Unified Coding for Both Human Perception and Generalized Machine Analytics with CLIP Supervision
This addresses the adaptability and generalization challenge in image compression for both human and machine users, representing a novel hybrid approach rather than a foundational breakthrough.
This paper tackles the problem of image compression models that fail to preserve information for both human perception and unseen machine vision tasks simultaneously, introducing UG-ICM which uses CLIP supervision and conditional decoding to achieve significant improvements in various unseen machine analytics tasks while providing perceptually satisfying images.
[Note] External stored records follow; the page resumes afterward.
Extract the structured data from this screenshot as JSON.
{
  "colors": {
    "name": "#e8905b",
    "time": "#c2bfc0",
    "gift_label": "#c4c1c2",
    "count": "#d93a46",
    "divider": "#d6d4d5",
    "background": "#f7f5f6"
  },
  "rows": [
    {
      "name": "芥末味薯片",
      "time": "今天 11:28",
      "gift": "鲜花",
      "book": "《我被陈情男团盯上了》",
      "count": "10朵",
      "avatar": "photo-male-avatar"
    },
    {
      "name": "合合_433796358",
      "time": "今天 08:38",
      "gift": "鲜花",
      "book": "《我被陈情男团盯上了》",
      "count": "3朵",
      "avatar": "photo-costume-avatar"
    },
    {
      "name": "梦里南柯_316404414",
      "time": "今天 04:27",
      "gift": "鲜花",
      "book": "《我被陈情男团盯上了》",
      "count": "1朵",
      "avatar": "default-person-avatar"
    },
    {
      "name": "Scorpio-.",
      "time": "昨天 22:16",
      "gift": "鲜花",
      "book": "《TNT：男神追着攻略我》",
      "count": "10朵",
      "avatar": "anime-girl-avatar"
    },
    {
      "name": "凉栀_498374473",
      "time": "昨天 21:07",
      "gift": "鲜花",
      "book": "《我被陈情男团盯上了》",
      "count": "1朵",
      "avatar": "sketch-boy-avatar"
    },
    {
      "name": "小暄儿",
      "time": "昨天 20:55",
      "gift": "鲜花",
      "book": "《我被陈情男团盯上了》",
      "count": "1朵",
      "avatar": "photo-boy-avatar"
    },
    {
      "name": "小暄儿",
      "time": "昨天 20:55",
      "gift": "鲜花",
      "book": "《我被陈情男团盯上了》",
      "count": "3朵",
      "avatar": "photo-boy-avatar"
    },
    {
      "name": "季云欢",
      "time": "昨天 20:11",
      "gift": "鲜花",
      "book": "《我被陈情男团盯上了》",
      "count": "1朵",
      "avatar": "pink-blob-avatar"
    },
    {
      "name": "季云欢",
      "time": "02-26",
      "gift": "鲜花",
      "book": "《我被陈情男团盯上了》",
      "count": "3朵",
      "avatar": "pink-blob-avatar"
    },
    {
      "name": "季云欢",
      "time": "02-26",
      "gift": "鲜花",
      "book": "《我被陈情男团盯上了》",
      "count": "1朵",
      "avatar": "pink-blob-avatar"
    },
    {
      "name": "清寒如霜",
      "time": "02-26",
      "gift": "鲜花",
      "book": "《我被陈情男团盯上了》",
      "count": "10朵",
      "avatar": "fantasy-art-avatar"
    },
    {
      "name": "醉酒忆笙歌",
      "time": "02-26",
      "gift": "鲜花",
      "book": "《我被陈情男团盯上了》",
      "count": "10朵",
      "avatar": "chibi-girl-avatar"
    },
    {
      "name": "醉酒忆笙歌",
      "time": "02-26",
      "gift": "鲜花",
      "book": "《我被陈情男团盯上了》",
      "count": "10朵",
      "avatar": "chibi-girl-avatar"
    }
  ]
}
The image compression model has long struggled with adaptability and generalization, as the decoded bitstream typically serves only human or machine needs and fails to preserve information for unseen visual tasks. Therefore, this paper innovatively introduces supervision obtained from multimodal pre-training models and incorporates adaptive multi-objective optimization tailored to support both human visual perception and machine vision simultaneously with a single bitstream, denoted as Unified and Generalized Image Coding for Machine (UG-ICM). Specifically, to get rid of the reliance between compression models with downstream task supervision, we introduce Contrastive Language-Image Pre-training (CLIP) models into the training constraint for improved generalization. Global-to-instance-wise CLIP supervision is applied to help obtain hierarchical semantics that make models more generalizable for the tasks relying on the information of different granularity. Furthermore, for supporting both human and machine visions with only a unifying bitstream, we incorporate a conditional decoding strategy that takes as conditions human or machine preferences, enabling the bitstream to be decoded into different versions for corresponding preferences. As such, our proposed UG-ICM is fully trained in a self-supervised manner, i.e., without awareness of any specific downstream models and tasks. The extensive experiments have shown that the proposed UG-ICM is capable of achieving remarkable improvements in various unseen machine analytics tasks, while simultaneously providing perceptually satisfying images.